The surprisingly great idea in Bernie Sanders’s Green New Deal: electric school buses
Bernie Sanders’s just-released Green New Deal plan is huge — $16 trillion, dozens of different clean energy and climate adaptation programs. But one of its more modest proposals stands out as a spectacularly good idea.
That’s his proposal to make school buses stop poisoning our children.
Is that an exaggeration? Only a little.
Air pollution is an enormous — and oddly overlooked — health hazard. That’s been clear for a long time, but recent research has made it even clearer.
Meta-analyses of hundreds of studies have found strong associations between even low levels of air pollution and deadly cardiorespiratory diseases. One recent study looked at the effects of diesel cars that were supposed to meet emissions guidelines — but in fact did not — and suggested that even the slight increase in air pollution from one cheating car meant more kids hospitalized and more babies born prematurely. Another study found that air pollution worsens dementia substantially. Another found that dust pollution in Africa drives a 22 percent increase in child mortality.
And while hospitalizations, life-threatening emergencies, and deaths are the most dramatic effects of air pollution, there’s a lot of evidence that the rest of us are being affected too. That’s what has driven some researchers to say there is no safe level of air pollution.
Where do the school buses come in?
About 55 percent of America’s public school students get to school on buses — and 95 percent of those buses run on diesel. Researchers have measured pollutant levels on those buses, and they’re five to 10 times higher than pollution levels elsewhere. There’s preliminary evidence that retrofitting school buses to pollute less improves kids’ test scores, and that’s hardly surprising — the effects of air pollution on brain development are well established.

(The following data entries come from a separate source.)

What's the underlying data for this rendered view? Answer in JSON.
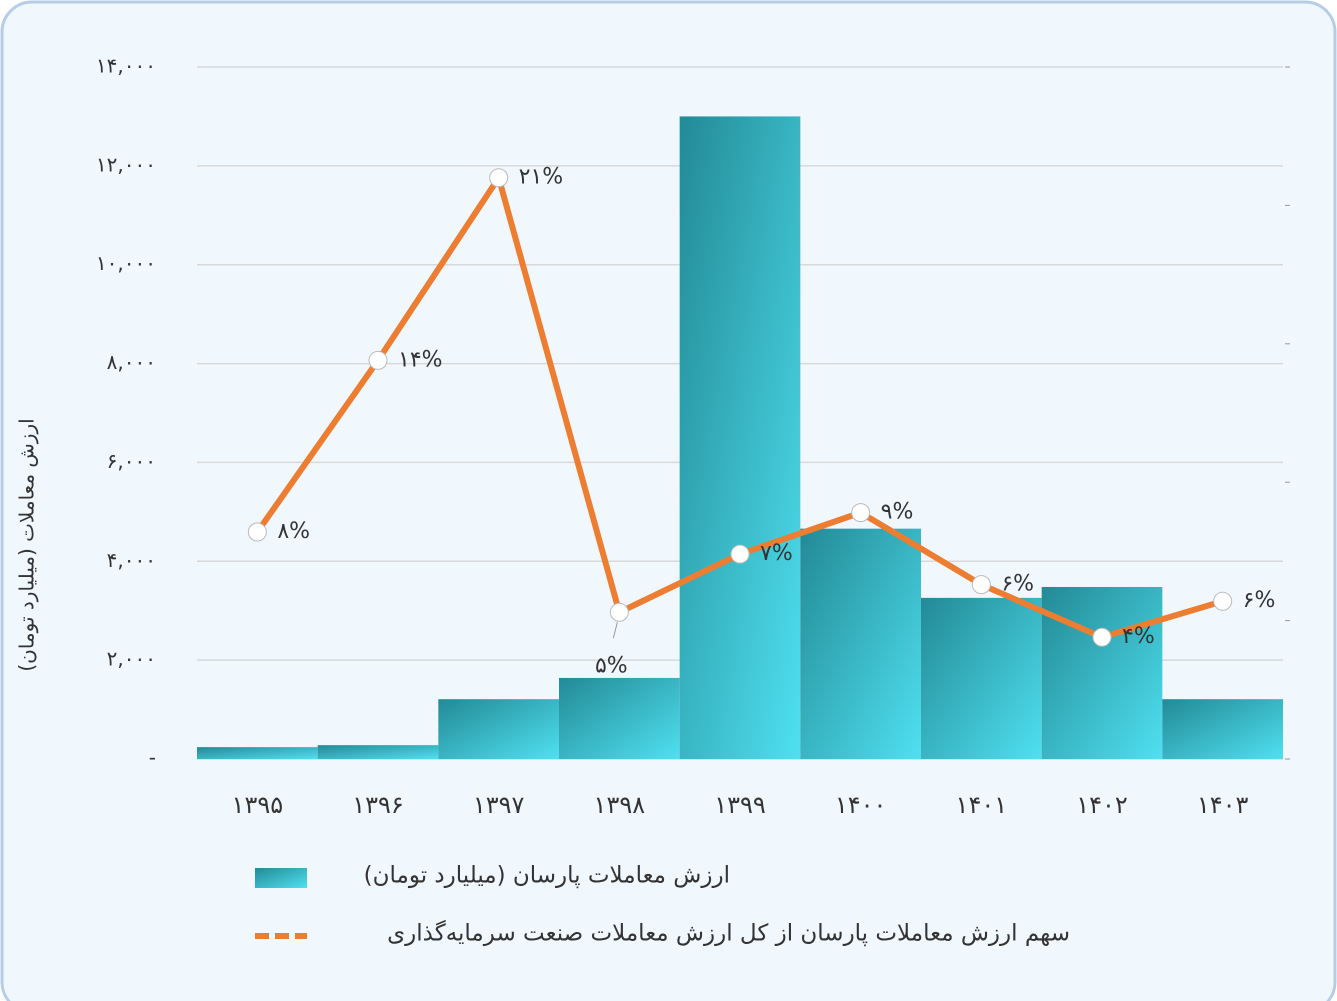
{
  "chart_data": {
    "type": "bar-line",
    "y_label": "ارزش معاملات (میلیارد تومان)",
    "categories": [
      "۱۳۹۵",
      "۱۳۹۶",
      "۱۳۹۷",
      "۱۳۹۸",
      "۱۳۹۹",
      "۱۴۰۰",
      "۱۴۰۱",
      "۱۴۰۲",
      "۱۴۰۳"
    ],
    "series": [
      {
        "name": "ارزش معاملات پارسان (میلیارد تومان)",
        "type": "bar",
        "color": "#2fb8c8",
        "values": [
          240,
          280,
          1210,
          1640,
          13000,
          4660,
          3260,
          3480,
          1210
        ]
      },
      {
        "name": "سهم ارزش معاملات پارسان از کل ارزش معاملات صنعت سرمایه‌گذاری",
        "type": "line",
        "axis": "y2",
        "color": "#ed7d31",
        "values": [
          8.2,
          14.4,
          21,
          5.3,
          7.4,
          8.9,
          6.3,
          4.4,
          5.7
        ],
        "value_labels": [
          "۸%",
          "۱۴%",
          "۲۱%",
          "۵%",
          "۷%",
          "۹%",
          "۶%",
          "۴%",
          "۶%"
        ]
      }
    ],
    "ylim": [
      0,
      14000
    ],
    "yticks": [
      {
        "value": 0,
        "label": "-"
      },
      {
        "value": 2000,
        "label": "۲,۰۰۰"
      },
      {
        "value": 4000,
        "label": "۴,۰۰۰"
      },
      {
        "value": 6000,
        "label": "۶,۰۰۰"
      },
      {
        "value": 8000,
        "label": "۸,۰۰۰"
      },
      {
        "value": 10000,
        "label": "۱۰,۰۰۰"
      },
      {
        "value": 12000,
        "label": "۱۲,۰۰۰"
      },
      {
        "value": 14000,
        "label": "۱۴,۰۰۰"
      }
    ],
    "y2lim": [
      0,
      25
    ],
    "y2ticks": [
      0,
      5,
      10,
      15,
      20,
      25
    ],
    "grid": true
  }
}
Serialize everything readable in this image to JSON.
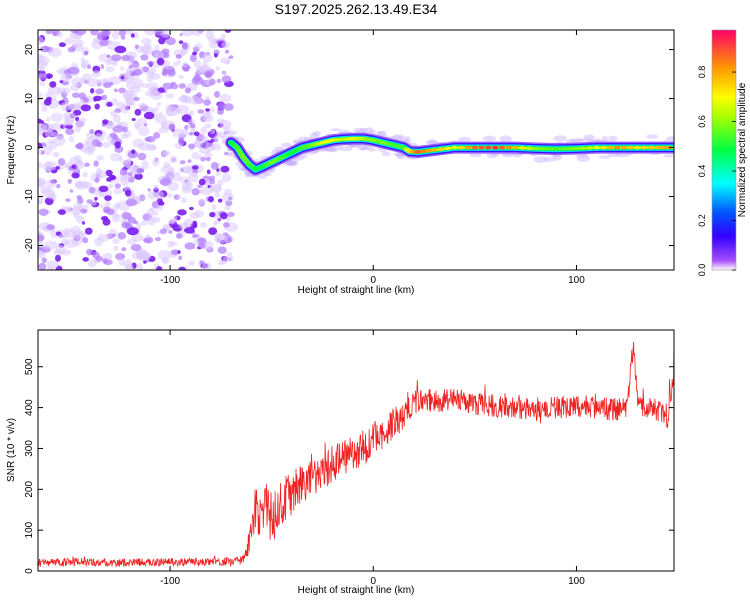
{
  "title": "S197.2025.262.13.49.E34",
  "chart_data": [
    {
      "type": "heatmap",
      "title": "S197.2025.262.13.49.E34",
      "xlabel": "Height of straight line (km)",
      "ylabel": "Frequency (Hz)",
      "xlim": [
        -165,
        148
      ],
      "ylim": [
        -25,
        24
      ],
      "xticks": [
        "-100",
        "0",
        "100"
      ],
      "xtick_values": [
        -100,
        0,
        100
      ],
      "yticks": [
        "20",
        "10",
        "0",
        "-10",
        "-20"
      ],
      "ytick_values": [
        20,
        10,
        0,
        -10,
        -20
      ],
      "colorbar": {
        "label": "Normalized spectral amplitude",
        "ticks": [
          "0.0",
          "0.2",
          "0.4",
          "0.6",
          "0.8"
        ],
        "tick_values": [
          0.0,
          0.2,
          0.4,
          0.6,
          0.8
        ],
        "range": [
          0,
          0.97
        ],
        "colors": [
          "#ffffff",
          "#8a00ff",
          "#0000ff",
          "#00ffff",
          "#00ff00",
          "#ffff00",
          "#ff8000",
          "#ff0040"
        ]
      },
      "noise_region_x": [
        -165,
        -70
      ],
      "ridge": {
        "x": [
          -70,
          -67,
          -64,
          -61,
          -58,
          -55,
          -50,
          -45,
          -40,
          -35,
          -30,
          -25,
          -20,
          -15,
          -10,
          -5,
          0,
          5,
          10,
          15,
          18,
          22,
          30,
          40,
          50,
          60,
          70,
          80,
          90,
          100,
          110,
          120,
          130,
          140,
          148
        ],
        "freq": [
          1,
          0,
          -2,
          -3.5,
          -4.5,
          -4,
          -3,
          -2,
          -1,
          0,
          0.5,
          1,
          1.5,
          1.7,
          1.8,
          1.8,
          1.5,
          1,
          0.5,
          0,
          -0.8,
          -0.9,
          -0.5,
          0,
          0,
          0,
          0,
          -0.2,
          -0.3,
          -0.2,
          0,
          0,
          0,
          0,
          0
        ],
        "amplitude": [
          0.5,
          0.55,
          0.6,
          0.55,
          0.5,
          0.5,
          0.6,
          0.55,
          0.5,
          0.55,
          0.6,
          0.7,
          0.7,
          0.65,
          0.7,
          0.65,
          0.6,
          0.6,
          0.55,
          0.55,
          0.75,
          0.9,
          0.8,
          0.7,
          0.9,
          0.95,
          0.8,
          0.6,
          0.55,
          0.6,
          0.7,
          0.85,
          0.75,
          0.8,
          0.85
        ]
      }
    },
    {
      "type": "line",
      "xlabel": "Height of straight line (km)",
      "ylabel": "SNR (10 * v/v)",
      "xlim": [
        -165,
        148
      ],
      "ylim": [
        0,
        590
      ],
      "xticks": [
        "-100",
        "0",
        "100"
      ],
      "xtick_values": [
        -100,
        0,
        100
      ],
      "yticks": [
        "0",
        "100",
        "200",
        "300",
        "400",
        "500"
      ],
      "ytick_values": [
        0,
        100,
        200,
        300,
        400,
        500
      ],
      "color": "#ee2222",
      "series": [
        {
          "name": "SNR",
          "x": [
            -165,
            -150,
            -130,
            -110,
            -90,
            -70,
            -64,
            -60,
            -58,
            -55,
            -52,
            -50,
            -45,
            -40,
            -35,
            -30,
            -25,
            -20,
            -15,
            -10,
            -5,
            0,
            5,
            10,
            15,
            18,
            20,
            25,
            30,
            40,
            50,
            60,
            70,
            80,
            90,
            100,
            110,
            120,
            125,
            128,
            130,
            135,
            140,
            145,
            148
          ],
          "values": [
            20,
            22,
            20,
            21,
            22,
            22,
            25,
            80,
            150,
            130,
            160,
            120,
            170,
            190,
            210,
            230,
            250,
            260,
            280,
            290,
            300,
            320,
            340,
            360,
            380,
            400,
            410,
            420,
            415,
            420,
            410,
            405,
            400,
            395,
            400,
            405,
            400,
            395,
            400,
            560,
            410,
            400,
            390,
            380,
            500
          ],
          "noise": [
            10,
            10,
            10,
            10,
            10,
            10,
            12,
            45,
            60,
            60,
            60,
            60,
            55,
            55,
            50,
            50,
            50,
            50,
            45,
            45,
            45,
            45,
            40,
            40,
            35,
            30,
            30,
            30,
            28,
            28,
            28,
            28,
            28,
            28,
            28,
            28,
            28,
            28,
            28,
            30,
            28,
            28,
            30,
            35,
            40
          ]
        }
      ]
    }
  ]
}
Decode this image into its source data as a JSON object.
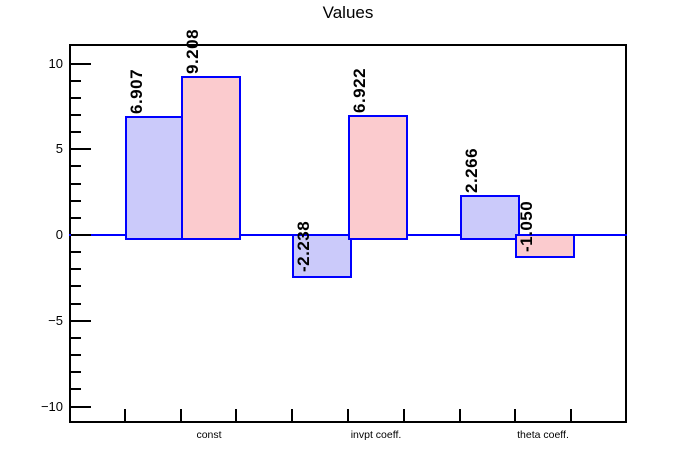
{
  "header": {
    "title": "Values"
  },
  "chart_data": {
    "type": "bar",
    "title": "Values",
    "xlabel": "",
    "ylabel": "",
    "grid": false,
    "legend": "none",
    "ylim": [
      -10.96,
      11.14
    ],
    "categories": [
      "const",
      "invpt coeff.",
      "theta coeff."
    ],
    "category_bins": [
      2,
      5,
      8
    ],
    "n_bins": 10,
    "x_tick_bins": [
      1,
      2,
      3,
      4,
      5,
      6,
      7,
      8,
      9
    ],
    "series": [
      {
        "name": "series-blue",
        "fill": "#cbcafa",
        "bins": [
          1,
          4,
          7
        ],
        "values": [
          6.907,
          -2.238,
          2.266
        ],
        "value_labels": [
          "6.907",
          "-2.238",
          "2.266"
        ]
      },
      {
        "name": "series-pink",
        "fill": "#fbcbce",
        "bins": [
          2,
          5,
          8
        ],
        "values": [
          9.208,
          6.922,
          -1.05
        ],
        "value_labels": [
          "9.208",
          "6.922",
          "-1.050"
        ]
      }
    ],
    "y_axis": {
      "major_ticks": [
        {
          "value": 10,
          "label": "10"
        },
        {
          "value": 5,
          "label": "5"
        },
        {
          "value": 0,
          "label": "0"
        },
        {
          "value": -5,
          "label": "−5"
        },
        {
          "value": -10,
          "label": "−10"
        }
      ],
      "minor_tick_min": -9,
      "minor_tick_max": 9,
      "minor_tick_step": 1
    },
    "colors": {
      "bar_border": "#0000ff",
      "zero_line": "#0000ff",
      "axis": "#000000",
      "text": "#000000",
      "background": "#ffffff"
    }
  }
}
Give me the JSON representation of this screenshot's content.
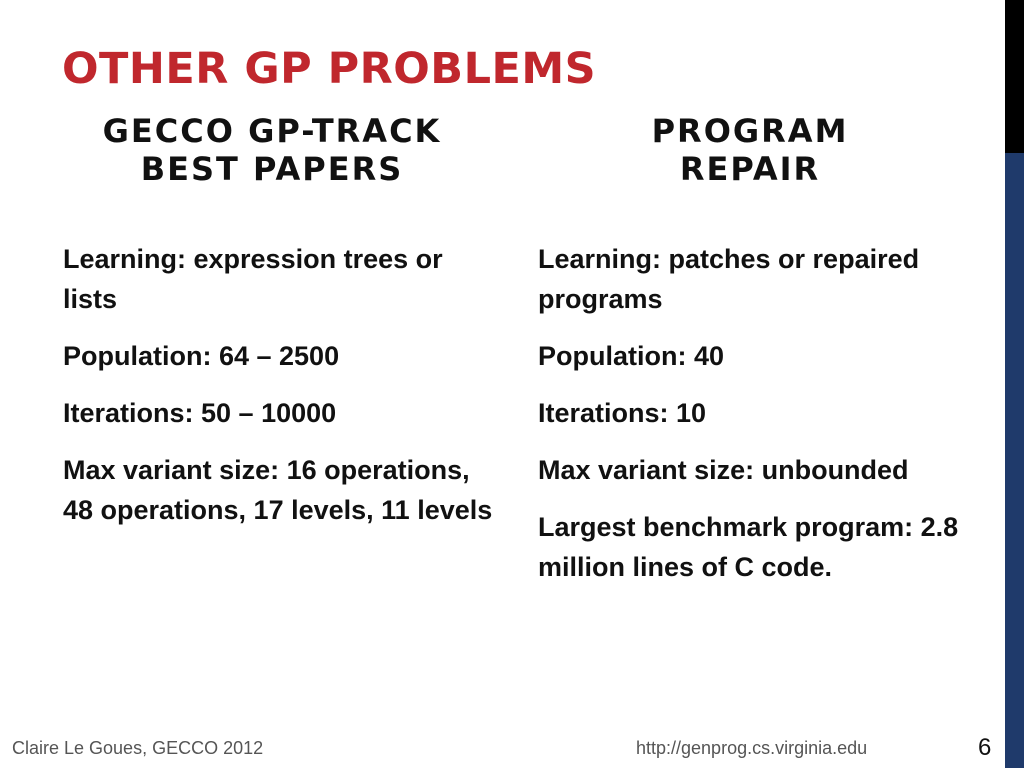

Enter electric buses. As my colleague David Roberts writes, electric buses aren’t just a big boon to the environment; they’re also a great deal all around. First, because they’re so much bigger than electric cars, they can carry bigger batteries, and many options soon to be on the market have a long range — at least 200 miles, which is much farther than most school buses drive on their daily trip. Secondly, they pollute vastly less, even if the electricity is coming from coal-fueled power plants.
Until fairly recently, the battery technology wasn’t quite there for electric buses to make sense. But electric bus technology has been a hotbed of innovation in the past few years. One electric bus set a new record by driving more than 1,000 miles on a charge. The electric bus company Proterra released its patents for a fast-charging system that can completely charge a bus in 10 minutes. Volvo and Hyundai have developed electric buses. China has replaced much of its transit system with electric buses.
And their life cycle costs — the cost of the bus to the government from purchase through decommissioning — are competitive with life cycle costs for diesel buses, though the upfront costs are higher. For that reason, some cities are already switching to electric buses, though others can’t afford the high upfront costs. Under Sanders’s plan, the federal government would foot the bill for the switch.
In short, we can stop pumping health– and grade-affecting pollutants into our children’s lungs, reduce greenhouse gas emissions, and save school districts money.
And an investment like this is likely to help electric buses transition into the mainstream. Replacing our school buses with electric buses might give the industry, with all its innovations, the chance to prove itself — and then win over municipalities and private bus markets as well.
Lots of the proposals in Sanders’s Green New Deal proposal are exciting, and some of them have much greater potential than the bus proposal to fight climate change. But the bus proposal is worth paying attention to. It’ll give 24 million kids cleaner air to breathe and support the development of an emerging green technology — electric buses — that are needed the world over. The net costs to the government might be zero (thanks to the lower long-term costs of electric buses), and the net benefits to society look enormous.
Sometimes, a serious look at policy turns up some clear wins. This is one of them — and whoever becomes president, I hope it becomes policy.